I frowned. “But I thought you said you caught up with him in Seattle.”
“I did.” She sighed. “I flew there, but missed him by a couple of days. When Carlson and his wife took Elena and left town, they didn’t tell anybody where they were going. I couldn’t find a single clue to where they were headed.”
“How did you trace them to Pecan Springs?”
“A woman from this area E-mailed a tip to the Center. She said she’d seen Elena’s age-progressed photo on the Center’s Web site and recognized her. She also sent the Carlsons’ address, so when I got to Pecan Springs, I drove by their house. Elena and your son were out in the yard. I watched them, and after a while they rode their bicycles to your shop to work in the garden. It wasn’t hard to follow them there. I strolled around, pretending to look at your plants, but I was really eavesdropping on the children.” Her smile was crooked. “I liked what I heard, very much. Whatever else he’s done, Jack Carlson has brought up a bright, healthy little girl with a great deal of self-confidence and a strong self-esteem. I would give anything to have had Elena during her growing-up years, but I don’t think she has been badly damaged.”
“She thinks her mother died when she was born,” I said. “She says she dreams about her.” I left out the part about Melissa’s dream mother being blond-haired and blue-eyed and as beautiful as Princess Di.

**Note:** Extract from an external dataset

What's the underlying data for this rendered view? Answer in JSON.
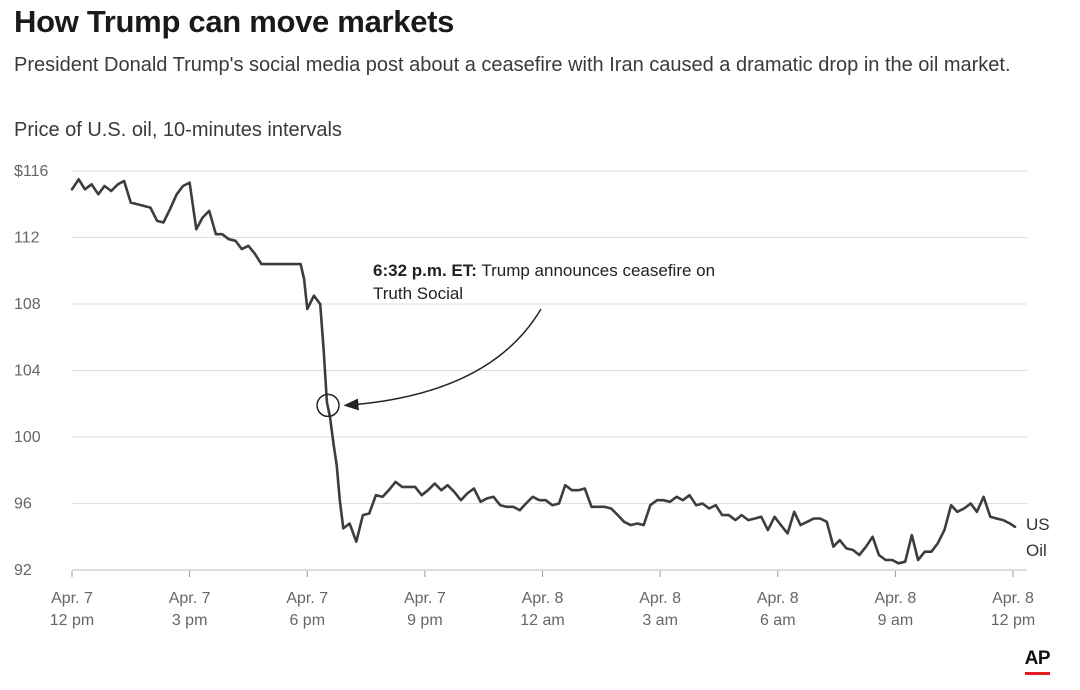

Children can be unintentionally cruel, expecting their mothers to be like the moms they see on television. Uncomfortably, I wondered if there wasn’t a lesson for me in this. If I had accepted Leatha as she was, rather than wanting her to be another Donna Reed—
“I’m glad I’m still alive for her,” Rachel said, “if only in her dreams.” She tilted her head, watching a young couple drifting lazily down the river in a red canoe. “I want to meet her. I want to tell her who I am, and that I’ve been searching for her for almost ten years. I need to tell her that I love her, that I want her to come and live with me and grow up as my daughter.” She turned to face me, and her voice became more urgent. “But I need to do all of that without traumatizing her, China. That’s where you can help. Elena likes and respects you. She trusts you. I believe she’ll accept what you say about me, about this situation. Will you help?”
I turned answers over in my mind. I had plenty of reasons to stay out of this complicated affair. The wedding, of course, and after that, the honeymoon. And there was all that sad business about Edgar Coleman, and Letty. But the Colemans were McQuaid’s problem, not mine. Most of the work for the wedding was done—and what was there to a honeymoon, except throwing a few clothes in a suitcase and boarding a plane? Anyway, it didn’t sound like Rachel needed me to do much more than talk to Melissa and intercede with Dr. Jackson and his wife. If it looked as if there were serious legal questions or the negotiations threatened to blow up, I could always call the Whiz. In fact, I should call her anyway. Chances were that she’d been involved in this sort of thing before and would have some suggestions on how to proceed. But the most important thing was my feeling for Melissa, who was a very special young woman. I owed it to her to help her learn the truth about her past, in as gentle and supportive a way as possible.